Dès le matin, à une heure où le soleil est encore bien caché derrière les montagnes basques, le port de Socoa et ses alentours, eux, sont sur le qui-vive. Des voitures remorquant des jets passent, des curieux scrutent un horizon encore trop sombre pour évaluer la puissance des vagues. Sur le parking, Gibus de Soultrait et sa bande se changent pour rejoindre le monstre à la rame, alors qu’une caméra de France Télévisions interroge un équipage venu des Landes pour se confronter à la bête. « C’est par où pour voir la vague », demande une jeune femme. « La corniche, c’est loin d’ici ? » s’interroge-t-elle quelques secondes plus tard. Belharra attire beaucoup de monde. Les passionnés de surf ne sont pas les seuls intéressés.

« Je ne le sens pas… »

Huit heures moins le quart. Le soleil pointe enfin le bout de son nez. Au loin, dans la baie de Saint-Jean-de-Luz, on aperçoit d’impressionnantes masses d’eau s’abattre sur la digue. Les bateaux ou jet-ski qui rejoignent le large paraissent minuscules à côté des éclats d’écumes contre ces blocs de pierre. Avec trois autres personnes, nous sommes censés quitter le port à huit heures pétantes. Mais le marin avec qui nous devons partir en mer annule au dernier moment. « C’est trop gros pour sortir, je ne le sens pas. La sécurité passe en premier. » 

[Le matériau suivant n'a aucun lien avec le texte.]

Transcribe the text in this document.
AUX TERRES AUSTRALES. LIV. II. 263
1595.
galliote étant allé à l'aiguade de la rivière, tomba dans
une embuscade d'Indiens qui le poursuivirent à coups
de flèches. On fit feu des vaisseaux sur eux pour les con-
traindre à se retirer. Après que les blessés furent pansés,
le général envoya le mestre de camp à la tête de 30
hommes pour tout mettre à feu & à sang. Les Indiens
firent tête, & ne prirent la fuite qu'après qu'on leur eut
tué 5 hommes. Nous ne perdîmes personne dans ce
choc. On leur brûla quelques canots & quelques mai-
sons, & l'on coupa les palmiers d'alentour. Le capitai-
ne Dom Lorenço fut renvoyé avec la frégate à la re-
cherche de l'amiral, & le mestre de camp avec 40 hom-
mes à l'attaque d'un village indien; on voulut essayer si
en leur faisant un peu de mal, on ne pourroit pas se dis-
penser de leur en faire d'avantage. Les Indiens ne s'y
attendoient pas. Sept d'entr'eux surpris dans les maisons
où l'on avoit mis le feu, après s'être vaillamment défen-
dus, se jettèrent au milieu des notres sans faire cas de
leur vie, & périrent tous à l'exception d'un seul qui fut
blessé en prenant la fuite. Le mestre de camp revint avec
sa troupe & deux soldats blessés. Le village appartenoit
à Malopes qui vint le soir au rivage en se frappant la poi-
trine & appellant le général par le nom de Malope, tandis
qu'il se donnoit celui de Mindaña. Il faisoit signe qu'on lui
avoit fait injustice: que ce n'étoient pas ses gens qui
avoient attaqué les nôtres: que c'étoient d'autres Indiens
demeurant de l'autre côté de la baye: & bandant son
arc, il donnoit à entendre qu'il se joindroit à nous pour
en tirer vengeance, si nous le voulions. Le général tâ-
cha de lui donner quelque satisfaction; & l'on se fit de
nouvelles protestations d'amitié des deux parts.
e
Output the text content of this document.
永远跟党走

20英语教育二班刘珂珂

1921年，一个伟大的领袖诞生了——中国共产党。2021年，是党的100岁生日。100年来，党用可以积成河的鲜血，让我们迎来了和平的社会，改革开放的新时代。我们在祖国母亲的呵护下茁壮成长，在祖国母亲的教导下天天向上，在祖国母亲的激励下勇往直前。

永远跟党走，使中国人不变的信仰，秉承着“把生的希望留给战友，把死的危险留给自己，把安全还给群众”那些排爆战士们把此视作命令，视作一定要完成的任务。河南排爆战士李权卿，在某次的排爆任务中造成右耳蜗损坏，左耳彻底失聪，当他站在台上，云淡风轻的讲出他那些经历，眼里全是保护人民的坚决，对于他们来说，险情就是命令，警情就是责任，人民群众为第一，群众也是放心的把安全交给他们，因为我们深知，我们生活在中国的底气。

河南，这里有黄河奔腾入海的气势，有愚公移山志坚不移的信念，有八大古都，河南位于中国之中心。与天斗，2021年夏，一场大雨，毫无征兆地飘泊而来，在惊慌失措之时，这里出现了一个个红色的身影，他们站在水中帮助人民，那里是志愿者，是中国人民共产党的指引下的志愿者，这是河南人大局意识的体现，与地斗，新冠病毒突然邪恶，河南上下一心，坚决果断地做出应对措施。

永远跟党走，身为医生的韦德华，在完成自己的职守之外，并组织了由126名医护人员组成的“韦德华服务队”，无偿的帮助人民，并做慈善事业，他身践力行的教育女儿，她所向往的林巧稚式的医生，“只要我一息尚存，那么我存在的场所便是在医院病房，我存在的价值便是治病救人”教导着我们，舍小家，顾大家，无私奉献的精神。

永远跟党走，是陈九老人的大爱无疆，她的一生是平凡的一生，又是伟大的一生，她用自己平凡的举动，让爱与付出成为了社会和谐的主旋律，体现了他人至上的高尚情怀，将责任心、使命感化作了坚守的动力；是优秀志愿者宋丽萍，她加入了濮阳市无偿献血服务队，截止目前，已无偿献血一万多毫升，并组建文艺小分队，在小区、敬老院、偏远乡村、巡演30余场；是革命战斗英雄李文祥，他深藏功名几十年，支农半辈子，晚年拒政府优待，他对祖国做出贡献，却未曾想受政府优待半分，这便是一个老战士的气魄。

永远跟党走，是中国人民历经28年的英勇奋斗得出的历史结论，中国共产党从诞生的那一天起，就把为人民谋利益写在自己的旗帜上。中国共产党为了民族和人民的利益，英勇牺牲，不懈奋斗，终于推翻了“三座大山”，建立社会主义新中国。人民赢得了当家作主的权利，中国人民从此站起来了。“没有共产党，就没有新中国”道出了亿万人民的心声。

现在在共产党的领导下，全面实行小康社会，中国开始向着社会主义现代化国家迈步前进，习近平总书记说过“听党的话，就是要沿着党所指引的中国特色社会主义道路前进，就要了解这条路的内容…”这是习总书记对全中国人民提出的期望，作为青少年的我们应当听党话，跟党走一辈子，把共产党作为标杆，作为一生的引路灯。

Deux coups de téléphone et dix minutes de voiture plus tard, j’embarque finalement sur un autre navire, au port de La Nivelle, grâce à mon pote angloy Matias Libier et ses amis. À l’embouchure, puis dans la baie, les mouvements d’eau confortent l’idée que la virée va être solide. Nous progressons doucement vers le large. Sur notre droite, la digue de l’Artha. À gauche, le fort de Socoa. En face ? Une houle longue et puissante, laissant apparaître des creux de plusieurs mètres. C’est parti. Bien accrochés, nous voyons la terre ferme s’éloigner et nous pouvons profiter de ce premier spectacle. Les mouvements autour des digues sont déjà impressionnants.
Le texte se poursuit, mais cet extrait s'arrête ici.